When I was a kid, I had imaginary friends. My mom and her fellow parents discussed it and interpreted it as loneliness, because I was an only child. Little did they know that even when I was much older and not at all lonely, a fictional person would wake me up at 5 in the morning to tell me why he loved the New York Times.
His name is Justin Lieberman, and I’ve told his story nine times now without getting it quite right, but this time, it’s the definitive tale. Right or wrong, as good as Seth or as lame as Brown, whether I sell it or podcast it, it will be finished.
That’s still down the road a bit. I’m working on my treatment, from which I’ll write my draft, and I’ll give updates. But for now I’ll tell you what Justin told me, which he may or may not tell anybody else in the course of his story. But since he’s fictional and in the dystopian future, he won’t have a chance to read this blog, so I’ll tell you.
It was the New York Times. If I couldn’t be part of the Times, I couldn’t imagine being anything else.
Some of my earliest memories are of sitting on the floor in my parents’ apartment with the Times spread out all around me, the smell and texture of the ink gradually modifying the chemistry of my brain. I couldn’t even read yet, but I stared at the pictures until they resolved into dots and back to pictures again. I looked at the stories until they resolved into letters and back into stories again. My parents carried on happy and rancorous debates about subjects I couldn’t understand, pointed at the graphics to back up their arguments, all the while hinting to me, whom they had forgotten sitting in the midst of their cast-off sections, that there was knowledge, mystery, power of information, community, a shared world, in those pages, if I only knew how to interpret them.

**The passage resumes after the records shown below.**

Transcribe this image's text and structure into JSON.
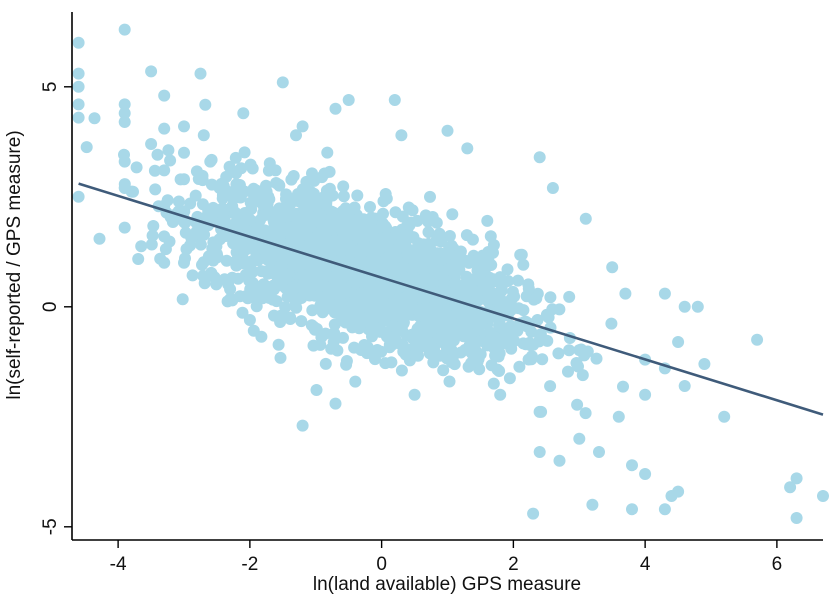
{
  "chart_data": {
    "type": "scatter",
    "title": "",
    "xlabel": "ln(land available) GPS measure",
    "ylabel": "ln(self-reported / GPS measure)",
    "xlim": [
      -4.7,
      6.7
    ],
    "ylim": [
      -5.3,
      6.7
    ],
    "xticks": [
      -4,
      -2,
      0,
      2,
      4,
      6
    ],
    "yticks": [
      -5,
      0,
      5
    ],
    "grid": false,
    "colors": {
      "points": "#a8d8e8",
      "fit_line": "#3f5b7a"
    },
    "fit_line": {
      "x": [
        -4.6,
        6.7
      ],
      "y": [
        2.8,
        -2.45
      ]
    },
    "cloud": {
      "n": 2200,
      "x_mean": -0.3,
      "x_sd": 1.2,
      "slope": -0.47,
      "intercept": 0.66,
      "y_resid_sd": 0.75
    },
    "points": [
      [
        -4.6,
        6.0
      ],
      [
        -4.6,
        5.3
      ],
      [
        -4.6,
        5.0
      ],
      [
        -4.6,
        4.6
      ],
      [
        -4.6,
        4.3
      ],
      [
        -4.6,
        2.5
      ],
      [
        -3.9,
        6.3
      ],
      [
        -3.9,
        4.6
      ],
      [
        -3.9,
        4.4
      ],
      [
        -3.9,
        4.2
      ],
      [
        -3.9,
        3.3
      ],
      [
        -3.9,
        2.7
      ],
      [
        -3.9,
        1.8
      ],
      [
        -3.5,
        5.35
      ],
      [
        -3.5,
        3.7
      ],
      [
        -3.3,
        4.8
      ],
      [
        -3.3,
        4.05
      ],
      [
        -3.3,
        3.1
      ],
      [
        -3.3,
        2.3
      ],
      [
        -3.3,
        1.6
      ],
      [
        -3.3,
        1.0
      ],
      [
        -3.0,
        4.1
      ],
      [
        -3.0,
        3.5
      ],
      [
        -3.0,
        2.9
      ],
      [
        -3.0,
        2.0
      ],
      [
        -3.0,
        1.0
      ],
      [
        -2.75,
        5.3
      ],
      [
        -2.7,
        3.9
      ],
      [
        -2.6,
        3.3
      ],
      [
        -2.5,
        1.2
      ],
      [
        -2.3,
        0.4
      ],
      [
        -2.1,
        4.4
      ],
      [
        -2.0,
        -0.3
      ],
      [
        -1.5,
        5.1
      ],
      [
        -1.3,
        3.9
      ],
      [
        -1.2,
        4.1
      ],
      [
        -1.2,
        -2.7
      ],
      [
        -0.7,
        4.5
      ],
      [
        -0.7,
        -2.2
      ],
      [
        -0.5,
        4.7
      ],
      [
        -0.4,
        -1.7
      ],
      [
        0.2,
        4.7
      ],
      [
        0.3,
        3.9
      ],
      [
        0.5,
        -2.0
      ],
      [
        1.0,
        4.0
      ],
      [
        1.3,
        3.6
      ],
      [
        1.8,
        -2.0
      ],
      [
        2.4,
        -3.3
      ],
      [
        2.3,
        -4.7
      ],
      [
        3.2,
        -4.5
      ],
      [
        3.3,
        -3.3
      ],
      [
        3.8,
        -4.6
      ],
      [
        3.8,
        -3.6
      ],
      [
        3.1,
        2.0
      ],
      [
        3.5,
        0.9
      ],
      [
        3.7,
        0.3
      ],
      [
        4.3,
        0.3
      ],
      [
        4.6,
        0.0
      ],
      [
        4.8,
        0.0
      ],
      [
        4.5,
        -0.8
      ],
      [
        4.9,
        -1.3
      ],
      [
        5.2,
        -2.5
      ],
      [
        5.7,
        -0.75
      ],
      [
        6.2,
        -4.1
      ],
      [
        6.3,
        -4.8
      ],
      [
        6.3,
        -3.9
      ],
      [
        6.7,
        -4.3
      ],
      [
        4.4,
        -4.3
      ],
      [
        4.5,
        -4.2
      ],
      [
        4.3,
        -4.6
      ],
      [
        2.7,
        -3.5
      ],
      [
        3.0,
        -3.0
      ],
      [
        4.0,
        -3.8
      ],
      [
        2.6,
        2.7
      ],
      [
        2.4,
        3.4
      ],
      [
        4.0,
        -2.0
      ],
      [
        4.3,
        -1.4
      ],
      [
        4.6,
        -1.8
      ],
      [
        4.0,
        -1.2
      ],
      [
        3.6,
        -2.5
      ]
    ]
  }
}
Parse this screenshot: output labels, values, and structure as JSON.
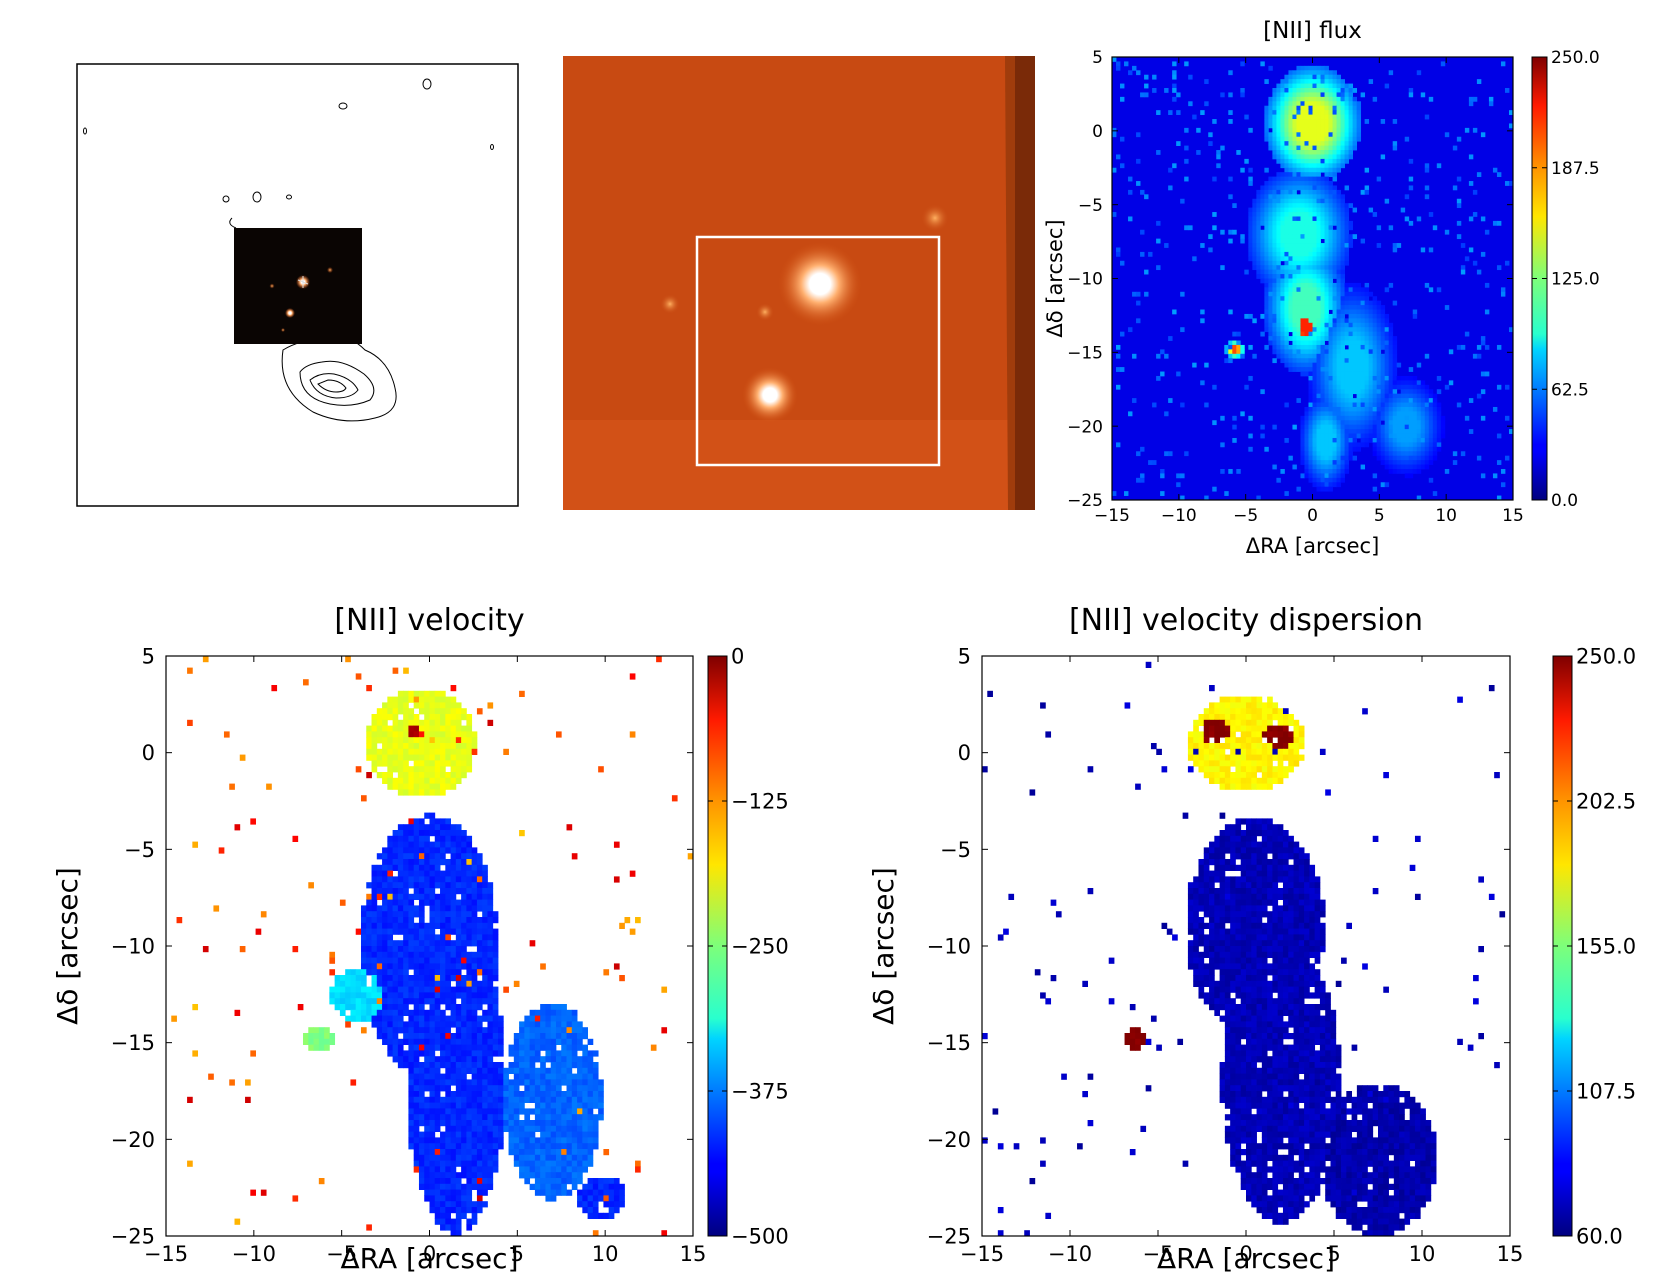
{
  "colors": {
    "jet_low": "#00007f",
    "jet_high": "#7f0000",
    "image_bg": "#c84a12",
    "box": "#ffffff"
  },
  "panels": {
    "contour_image": {
      "description_icon": "contour-map-icon"
    },
    "broadband_image": {
      "description_icon": "galaxy-field-icon"
    }
  },
  "chart_data": [
    {
      "type": "heatmap",
      "title": "[NII] flux",
      "xlabel": "ΔRA [arcsec]",
      "ylabel": "Δδ [arcsec]",
      "xlim": [
        -15,
        15
      ],
      "ylim": [
        -25,
        5
      ],
      "xticks": [
        "−15",
        "−10",
        "−5",
        "0",
        "5",
        "10",
        "15"
      ],
      "yticks": [
        "5",
        "0",
        "−5",
        "−10",
        "−15",
        "−20",
        "−25"
      ],
      "colorbar": {
        "min": 0.0,
        "max": 250.0,
        "ticks": [
          "250.0",
          "187.5",
          "125.0",
          "62.5",
          "0.0"
        ]
      },
      "background": "filled",
      "blobs": [
        {
          "x": 0,
          "y": 0.5,
          "sx": 1.8,
          "sy": 2.0,
          "v": 250
        },
        {
          "x": 0,
          "y": 0.5,
          "sx": 3.2,
          "sy": 3.5,
          "v": 150
        },
        {
          "x": -0.5,
          "y": -13,
          "sx": 1.4,
          "sy": 2.0,
          "v": 210
        },
        {
          "x": -0.5,
          "y": -12,
          "sx": 2.8,
          "sy": 4.0,
          "v": 110
        },
        {
          "x": -1,
          "y": -7,
          "sx": 3.5,
          "sy": 4.0,
          "v": 100
        },
        {
          "x": 3,
          "y": -16,
          "sx": 3.0,
          "sy": 5.0,
          "v": 80
        },
        {
          "x": 7,
          "y": -20,
          "sx": 2.5,
          "sy": 3.0,
          "v": 70
        },
        {
          "x": -5.8,
          "y": -14.8,
          "sx": 0.6,
          "sy": 0.5,
          "v": 200
        },
        {
          "x": 1,
          "y": -21,
          "sx": 1.8,
          "sy": 3.0,
          "v": 80
        }
      ]
    },
    {
      "type": "heatmap",
      "title": "[NII] velocity",
      "xlabel": "ΔRA [arcsec]",
      "ylabel": "Δδ [arcsec]",
      "xlim": [
        -15,
        15
      ],
      "ylim": [
        -25,
        5
      ],
      "xticks": [
        "−15",
        "−10",
        "−5",
        "0",
        "5",
        "10",
        "15"
      ],
      "yticks": [
        "5",
        "0",
        "−5",
        "−10",
        "−15",
        "−20",
        "−25"
      ],
      "colorbar": {
        "min": -500,
        "max": 0,
        "ticks": [
          "0",
          "−125",
          "−250",
          "−375",
          "−500"
        ]
      },
      "background": "white",
      "blobs": [
        {
          "x": -0.8,
          "y": 1.0,
          "sx": 1.3,
          "sy": 1.2,
          "v": -20
        },
        {
          "x": -0.5,
          "y": 0.5,
          "sx": 2.8,
          "sy": 2.5,
          "v": -200
        },
        {
          "x": 0,
          "y": -10,
          "sx": 3.5,
          "sy": 6.0,
          "v": -420
        },
        {
          "x": 1.5,
          "y": -17,
          "sx": 2.5,
          "sy": 7.0,
          "v": -420
        },
        {
          "x": 7,
          "y": -18,
          "sx": 2.5,
          "sy": 4.5,
          "v": -390
        },
        {
          "x": 9.8,
          "y": -23,
          "sx": 1.2,
          "sy": 1.0,
          "v": -420
        },
        {
          "x": -4,
          "y": -12.5,
          "sx": 1.5,
          "sy": 1.2,
          "v": -330
        },
        {
          "x": -6.3,
          "y": -14.8,
          "sx": 0.7,
          "sy": 0.5,
          "v": -250
        }
      ]
    },
    {
      "type": "heatmap",
      "title": "[NII] velocity dispersion",
      "xlabel": "ΔRA [arcsec]",
      "ylabel": "Δδ [arcsec]",
      "xlim": [
        -15,
        15
      ],
      "ylim": [
        -25,
        5
      ],
      "xticks": [
        "−15",
        "−10",
        "−5",
        "0",
        "5",
        "10",
        "15"
      ],
      "yticks": [
        "5",
        "0",
        "−5",
        "−10",
        "−15",
        "−20",
        "−25"
      ],
      "colorbar": {
        "min": 60.0,
        "max": 250.0,
        "ticks": [
          "250.0",
          "202.5",
          "155.0",
          "107.5",
          "60.0"
        ]
      },
      "background": "white",
      "blobs": [
        {
          "x": -1.5,
          "y": 1.0,
          "sx": 1.2,
          "sy": 1.0,
          "v": 250
        },
        {
          "x": 1.5,
          "y": 0.8,
          "sx": 1.3,
          "sy": 1.0,
          "v": 250
        },
        {
          "x": 0,
          "y": 0.5,
          "sx": 3.0,
          "sy": 2.2,
          "v": 180
        },
        {
          "x": 0.5,
          "y": -9,
          "sx": 3.5,
          "sy": 5.0,
          "v": 70
        },
        {
          "x": 2,
          "y": -17,
          "sx": 3.0,
          "sy": 6.5,
          "v": 70
        },
        {
          "x": 7.5,
          "y": -21,
          "sx": 3.0,
          "sy": 3.5,
          "v": 68
        },
        {
          "x": -6.3,
          "y": -14.8,
          "sx": 0.6,
          "sy": 0.45,
          "v": 250
        }
      ]
    }
  ]
}
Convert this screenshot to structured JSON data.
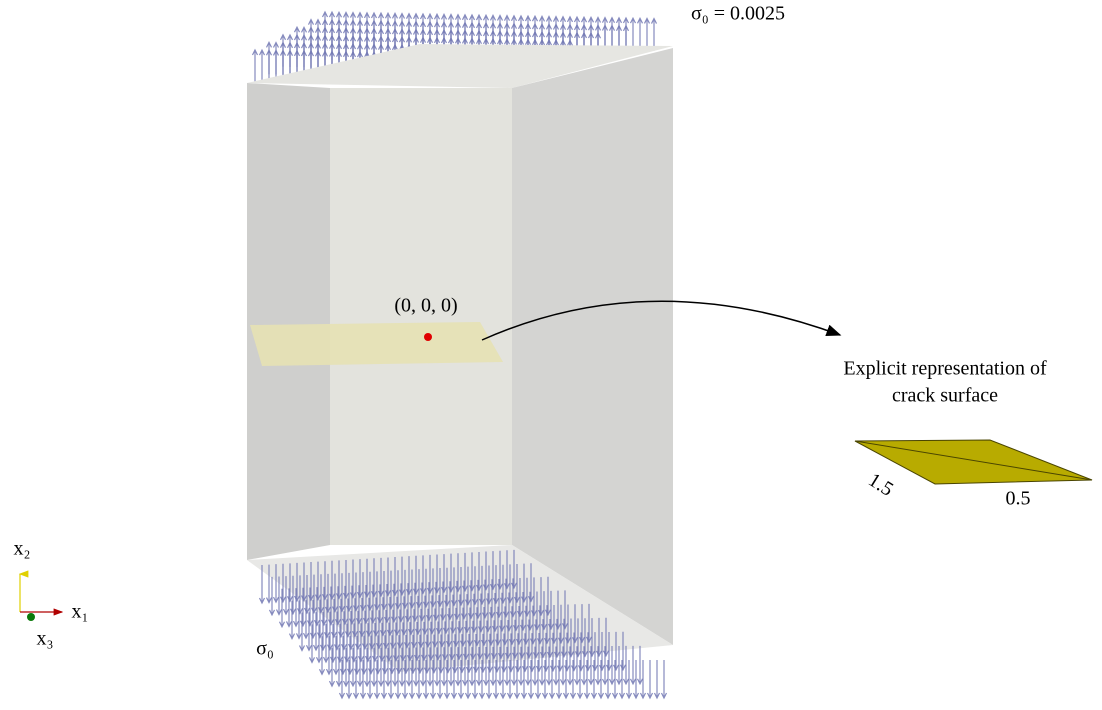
{
  "load_label_top": "σ₀ = 0.0025",
  "load_label_bottom": "σ₀",
  "origin_label": "(0, 0, 0)",
  "callout": {
    "line1": "Explicit representation of",
    "line2": "crack surface"
  },
  "crack_dimensions": {
    "length": "1.5",
    "width": "0.5"
  },
  "axes": {
    "x1": "x₁",
    "x2": "x₂",
    "x3": "x₃"
  }
}
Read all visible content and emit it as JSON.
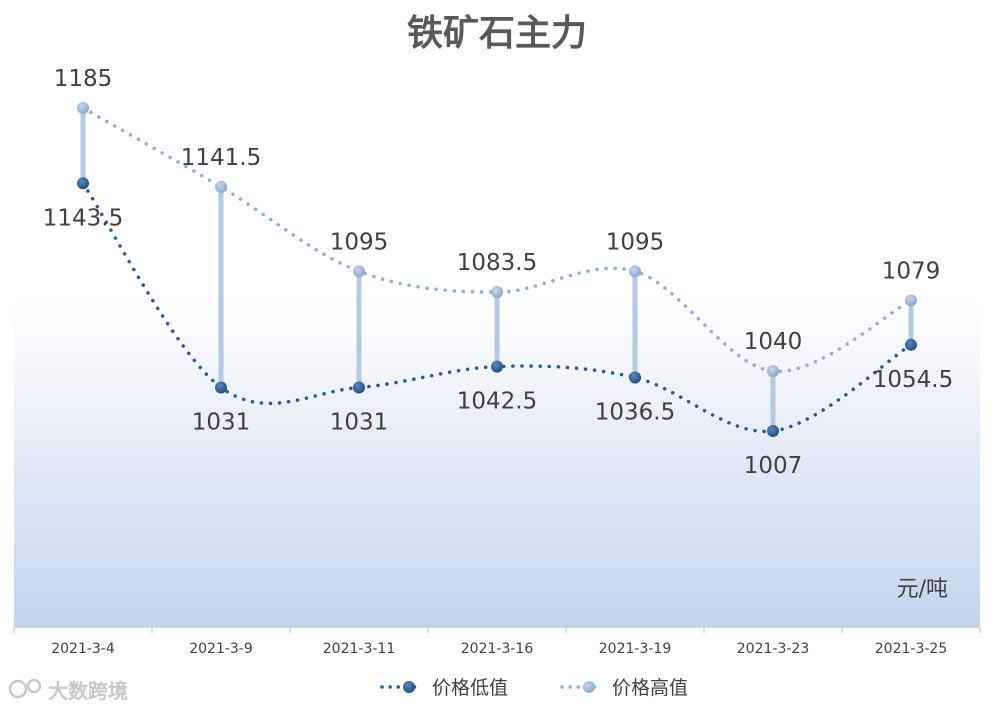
{
  "chart_data": {
    "type": "line",
    "title": "铁矿石主力",
    "unit_label": "元/吨",
    "categories": [
      "2021-3-4",
      "2021-3-9",
      "2021-3-11",
      "2021-3-16",
      "2021-3-19",
      "2021-3-23",
      "2021-3-25"
    ],
    "series": [
      {
        "name": "价格低值",
        "values": [
          1143.5,
          1031,
          1031,
          1042.5,
          1036.5,
          1007,
          1054.5
        ],
        "color": "#2e5b8f"
      },
      {
        "name": "价格高值",
        "values": [
          1185,
          1141.5,
          1095,
          1083.5,
          1095,
          1040,
          1079
        ],
        "color": "#8faed6"
      }
    ],
    "connector_color": "#b7c9e0",
    "grid": false,
    "legend_position": "bottom"
  },
  "watermark": {
    "text": "大数跨境"
  }
}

I was still a kid when the scandals hit — the plagiarism, the cooked stories, the revoked Pulitzers. I was angry, and my friends looked at me as if I had lost my grip on reality, but the scandals couldn’t break the spell. By then I was reading, and the world my parents had pointed to had opened out to me — the ponderous editorials, fashion glitz, emaciated models, a ream of book reviews every Sunday. Even more, there was a vast army of reporters going out into all the world to find out what was happening and what it all meant, and even then, even then, I knew I wanted to be one of them. The Times was the paper its enemies cited to prove they had done their homework. It arrived with the morning coffee of every head of state on the planet.
In middle school, I would cut class and take the subway to the Times Building to watch the shifts change. It seemed to me that if you were a reporter for the Times your footprints must glow on the pavement under ultraviolet light.
I didn’t give it up. It was pulled from my cold, dead fingers.